Goldman Sachs upgraded the gaming technology sector (slots) this morning. While I don’t necessarily disagree with the pick that BYI is the most attractive in the sector, the overall call looks early and, quite frankly, wrong on many levels.

The following is a point-by-point retort:

• New states will expand gaming:

Yes, states are in a downturn and could be looking for new gaming sources. Ohio, New York, Kentucky, and Texas are cited as contenders. Even if any of these states pass gaming legislation next year (unlikely in our opinion), history shows us it will be another 2-3 years before a slot machine is sold.

• Slots are a high IRR purchase:

This is a static argument that sounds like it is coming from a slot salesperson. In a vacuum, a new slot does pay for itself in a couple of months. However, new slots just steal revenue from other slots in the casino. Casinos only buy them because they have to stay competitive with their neighbors. How do I know? Same store slot revenue hasn’t grown in a long time.

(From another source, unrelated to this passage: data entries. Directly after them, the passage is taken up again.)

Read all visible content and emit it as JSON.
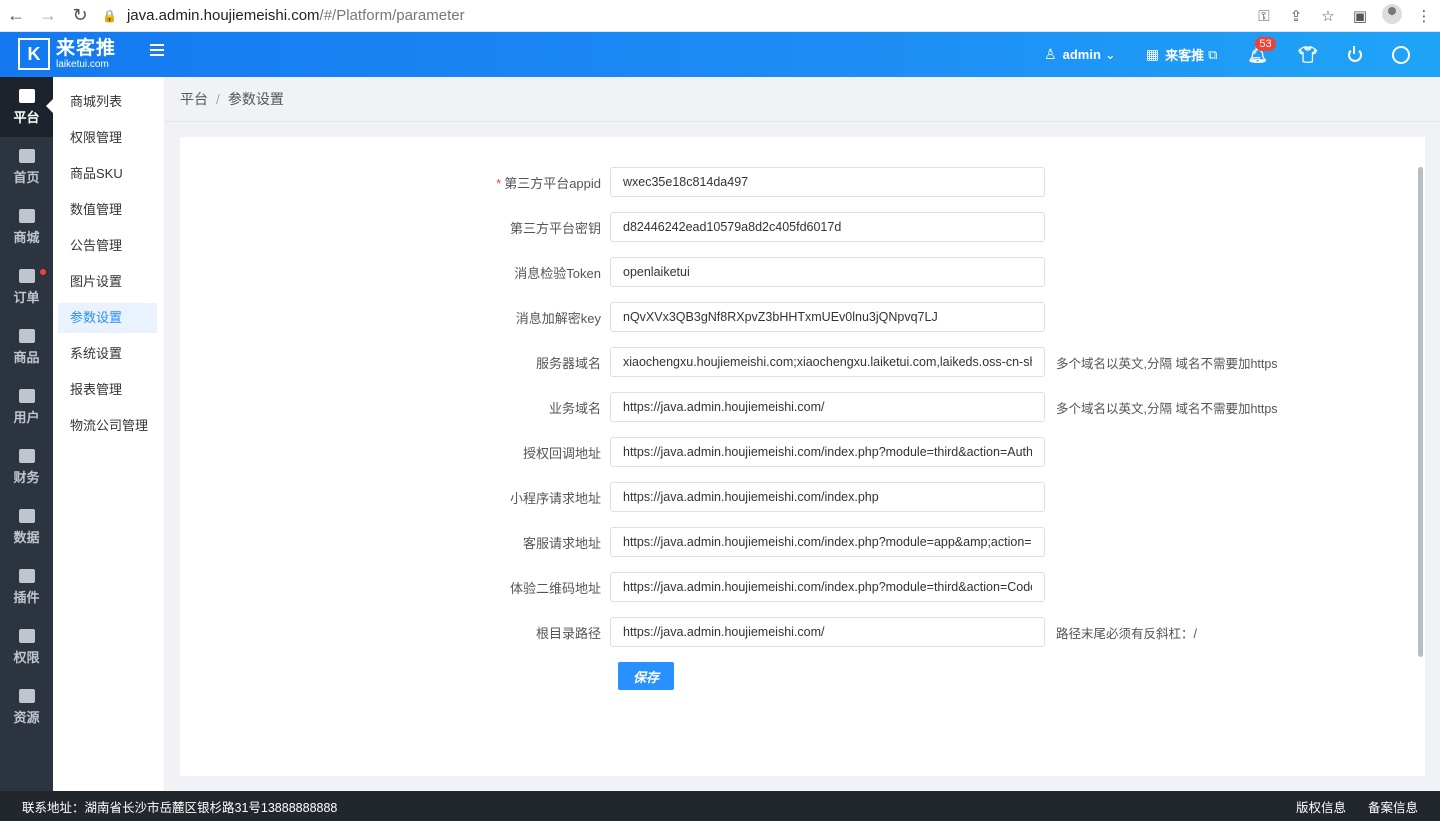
{
  "browser": {
    "url_host": "java.admin.houjiemeishi.com",
    "url_path": "/#/Platform/parameter"
  },
  "header": {
    "logo_title": "来客推",
    "logo_sub": "laiketui.com",
    "logo_mark": "K",
    "user": "admin",
    "store": "来客推",
    "notification_count": "53"
  },
  "rail": [
    {
      "label": "平台",
      "icon": "platform-icon",
      "active": true
    },
    {
      "label": "首页",
      "icon": "home-icon"
    },
    {
      "label": "商城",
      "icon": "mall-icon"
    },
    {
      "label": "订单",
      "icon": "order-icon",
      "dot": true
    },
    {
      "label": "商品",
      "icon": "goods-icon"
    },
    {
      "label": "用户",
      "icon": "user-icon"
    },
    {
      "label": "财务",
      "icon": "finance-icon"
    },
    {
      "label": "数据",
      "icon": "data-icon"
    },
    {
      "label": "插件",
      "icon": "plugin-icon"
    },
    {
      "label": "权限",
      "icon": "permission-icon"
    },
    {
      "label": "资源",
      "icon": "resource-icon"
    }
  ],
  "submenu": [
    "商城列表",
    "权限管理",
    "商品SKU",
    "数值管理",
    "公告管理",
    "图片设置",
    "参数设置",
    "系统设置",
    "报表管理",
    "物流公司管理"
  ],
  "submenu_active": 6,
  "breadcrumb": {
    "root": "平台",
    "sep": "/",
    "current": "参数设置"
  },
  "form": [
    {
      "label": "第三方平台appid",
      "required": true,
      "value": "wxec35e18c814da497",
      "hint": ""
    },
    {
      "label": "第三方平台密钥",
      "value": "d82446242ead10579a8d2c405fd6017d",
      "hint": ""
    },
    {
      "label": "消息检验Token",
      "value": "openlaiketui",
      "hint": ""
    },
    {
      "label": "消息加解密key",
      "value": "nQvXVx3QB3gNf8RXpvZ3bHHTxmUEv0lnu3jQNpvq7LJ",
      "hint": ""
    },
    {
      "label": "服务器域名",
      "value": "xiaochengxu.houjiemeishi.com;xiaochengxu.laiketui.com,laikeds.oss-cn-shen",
      "hint": "多个域名以英文,分隔 域名不需要加https"
    },
    {
      "label": "业务域名",
      "value": "https://java.admin.houjiemeishi.com/",
      "hint": "多个域名以英文,分隔 域名不需要加https"
    },
    {
      "label": "授权回调地址",
      "value": "https://java.admin.houjiemeishi.com/index.php?module=third&action=AuthInfo",
      "hint": ""
    },
    {
      "label": "小程序请求地址",
      "value": "https://java.admin.houjiemeishi.com/index.php",
      "hint": ""
    },
    {
      "label": "客服请求地址",
      "value": "https://java.admin.houjiemeishi.com/index.php?module=app&amp;action=kefu",
      "hint": ""
    },
    {
      "label": "体验二维码地址",
      "value": "https://java.admin.houjiemeishi.com/index.php?module=third&action=Code",
      "hint": ""
    },
    {
      "label": "根目录路径",
      "value": "https://java.admin.houjiemeishi.com/",
      "hint": "路径末尾必须有反斜杠：/"
    }
  ],
  "save_label": "保存",
  "footer": {
    "address": "联系地址：湖南省长沙市岳麓区银杉路31号13888888888",
    "copyright": "版权信息",
    "icp": "备案信息"
  }
}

Moreover, as we discussed in our post, “SLOTS LOSING OUT TO TABLES”, slot handle is on a 5 year decline relative to table drop.

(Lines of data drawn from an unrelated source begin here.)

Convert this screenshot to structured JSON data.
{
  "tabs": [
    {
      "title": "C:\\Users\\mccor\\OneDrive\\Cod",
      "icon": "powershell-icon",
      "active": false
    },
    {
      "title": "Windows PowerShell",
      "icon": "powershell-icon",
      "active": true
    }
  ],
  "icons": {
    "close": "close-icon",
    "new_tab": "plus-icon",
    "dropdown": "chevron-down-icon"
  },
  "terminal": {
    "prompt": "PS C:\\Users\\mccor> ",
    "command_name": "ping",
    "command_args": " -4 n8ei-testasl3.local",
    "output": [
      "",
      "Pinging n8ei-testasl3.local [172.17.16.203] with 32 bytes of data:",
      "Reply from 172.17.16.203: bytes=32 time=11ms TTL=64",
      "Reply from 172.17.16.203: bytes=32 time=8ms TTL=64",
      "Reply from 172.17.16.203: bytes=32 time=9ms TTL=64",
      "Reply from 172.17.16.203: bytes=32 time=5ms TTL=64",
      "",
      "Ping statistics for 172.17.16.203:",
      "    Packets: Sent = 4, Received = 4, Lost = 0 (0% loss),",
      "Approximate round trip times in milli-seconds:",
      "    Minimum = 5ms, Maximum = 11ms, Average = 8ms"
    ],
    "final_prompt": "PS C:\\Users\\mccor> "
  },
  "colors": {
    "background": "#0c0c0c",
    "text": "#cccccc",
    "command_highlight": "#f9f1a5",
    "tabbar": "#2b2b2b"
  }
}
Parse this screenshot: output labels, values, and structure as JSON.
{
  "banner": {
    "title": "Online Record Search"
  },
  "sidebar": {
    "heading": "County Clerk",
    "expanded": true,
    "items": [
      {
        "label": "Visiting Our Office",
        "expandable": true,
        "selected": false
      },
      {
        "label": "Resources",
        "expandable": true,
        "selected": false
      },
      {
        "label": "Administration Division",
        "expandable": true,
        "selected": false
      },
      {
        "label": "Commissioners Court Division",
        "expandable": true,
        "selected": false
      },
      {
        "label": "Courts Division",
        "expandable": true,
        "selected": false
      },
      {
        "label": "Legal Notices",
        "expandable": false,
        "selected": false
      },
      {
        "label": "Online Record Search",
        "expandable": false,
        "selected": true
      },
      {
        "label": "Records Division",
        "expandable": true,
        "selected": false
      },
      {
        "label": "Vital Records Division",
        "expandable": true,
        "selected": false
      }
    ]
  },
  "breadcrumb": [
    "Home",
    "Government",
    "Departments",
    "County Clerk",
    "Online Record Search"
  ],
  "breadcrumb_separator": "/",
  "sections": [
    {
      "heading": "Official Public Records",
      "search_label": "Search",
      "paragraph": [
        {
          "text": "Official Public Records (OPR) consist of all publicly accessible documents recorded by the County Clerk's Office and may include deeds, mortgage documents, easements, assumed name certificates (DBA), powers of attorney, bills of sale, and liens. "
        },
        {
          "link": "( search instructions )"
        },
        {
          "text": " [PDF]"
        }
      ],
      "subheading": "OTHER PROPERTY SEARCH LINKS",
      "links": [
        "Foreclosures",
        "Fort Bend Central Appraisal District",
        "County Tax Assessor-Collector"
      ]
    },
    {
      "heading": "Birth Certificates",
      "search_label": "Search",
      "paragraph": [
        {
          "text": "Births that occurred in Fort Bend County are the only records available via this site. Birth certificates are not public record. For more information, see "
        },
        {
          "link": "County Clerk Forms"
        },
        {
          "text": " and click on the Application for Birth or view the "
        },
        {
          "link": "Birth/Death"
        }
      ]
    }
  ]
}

• Tribal gaming, international, and Maryland will drive growth:

Tribal gamers won’t be buying slots any time soon (“TRIBAL GAMING IS SUFFERING TOO”, 11/28/08) and Maryland is probably 3 years away from buying slots. The international argument has been out there for awhile but Asians aren’t embracing slots “ASIAN SLOTS: SELLING HAGGIS TO VEGANS”. Where else is gaming expanding?

• Replacement sales should start to turn in 2010:

OK, I’ll give you this one, only because 2009 is going to be horrible. Estimates don’t seem to reflect this yet.

• Viewing slots as a derivative way to play an improving consumer without the balance sheet risk:

I don’t know what the macro guys are projecting at Goldman but we don’t see an improving consumer for quite some time. Gaming technology companies do have strong balance sheets.

• Low historic and relative valuation levels:

Mid-single digit free cash flow yields don’t make a value guy like me want to run out and buy the sector.

I will say that BYI and IGT do look cheap on P/E and EV/EBITDA metrics while WMS continues to look expensive. Consensus estimates need to come down for the whole space in my opinion. Maybe that will be the catalyst to look at the space for a 2010 turnaround.